The wedding-guest proves he is listening to the story when he is worried the mariner is a ghost or spirit. As the mariner’s story gets to a more supernatural point, involving the incarnations of death and life-in-death, the guest becomes worried that the mariner is inhuman. "I fear thee and thy glittering eye, And thy skinny hand, so brown." The mariner responds, “Fear not, fear not, thou Wedding-Guest!/This body dropt not down.”(Page 12). The wedding-guest, however angry he was earlier, now proves he was paying attention by worrying that the mariner was actually a dead body reanimated, or a spirit, or some other supernatural being. This passage shows two things. First, it shows how the guest was listening and not just ignoring the tale. Second, it shows how the guest believes the mariner. After reassuring the wedding-guest, the mariner moves on with his tale.
At the end of the story, the wedding-guest finally has a sense of reverence for the Mariner’s experience. The mariner and the guest leave and Coleridge writes, “[The wedding-guest] went like one that hath been stunned/and is of sense forlorn/a sadder and wiser man/he rose the morrow morn” (Page 23). As the mariner finishes his tale, the guest leaves in awe (‘like one that hath been stunned’) and was finally reverent about the experience. Through this story, the wedding-guest, who at the start didn’t want to listen, becomes wise and sad at the end.
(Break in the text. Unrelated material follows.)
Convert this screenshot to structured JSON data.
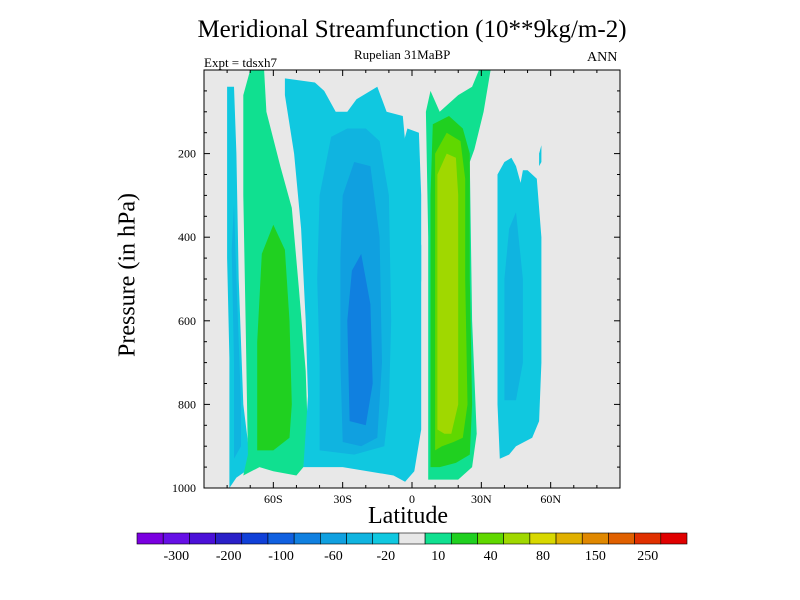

Though he started out irreverent, the wedding-guest eventually respects the mariner’s story: he started out angry that he had to listen and miss the wedding, but then he proved he was paying attention with his worry about the mariner. Finally, as the story comes to a close, the wedding-guest is humbled by the mariner. The wedding-guest had forced upon him this story, but instead of just ignoring it completely, he took what he learned to heart, believing it even through the fantasy, and that is very admirable.